The trapping that fall had been great and between him and his Pa they had over 200 plews. He spent that winter alone in the dugout on Black’s Fork. He was attacked by Snake Indians and lost his horses and one of the mules. The big Kentucky mule, the one he called Ol’ Red broke free from his Snake captors and came back to him. In searching for his horses he found a pup at the abandoned Snake camp and so the three of them became a family. He named the pup Jimbo and worked with him every day until it was like that pup could read his thoughts. Jimbo grew to be huge, bigger than any dog Zach had ever seen and they were never apart.
The next spring while trapping on the Bear River he found a Ute Indian Warrior that had been attacked by a party of Snake hunters and had a broken leg. He helped him and together they fought off the Snakes.
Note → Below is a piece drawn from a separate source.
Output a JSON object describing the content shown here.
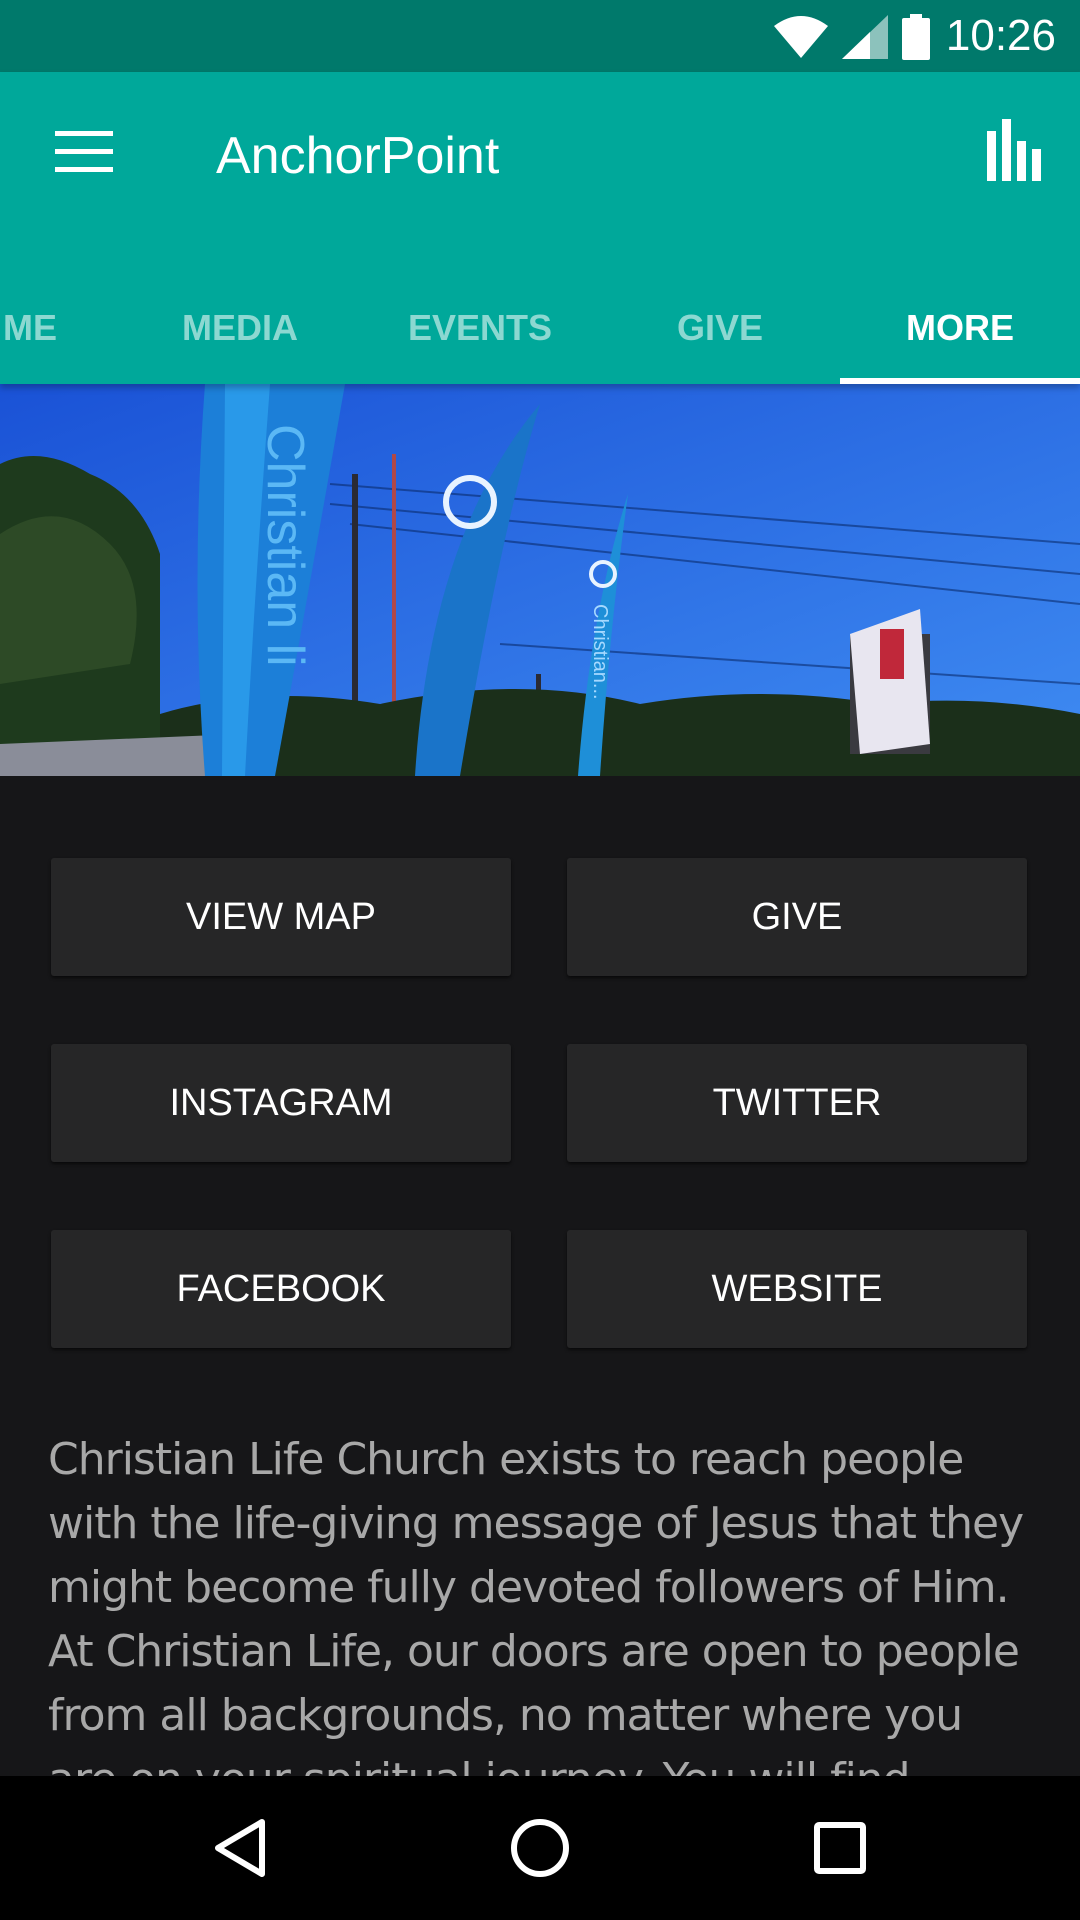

His name was Running Wolf and they became like brothers. Running Wolf and Zach stayed together and as they traveled to Rendezvous the next summer, they rescued 3 Snake women from the brutality of three French trappers. Two of them were sisters and became the wives of Zach and Running Wolf. He had realized by now he loved this western wilderness more than anything and even though he still thought about Emma Potter he knew he would never return to her.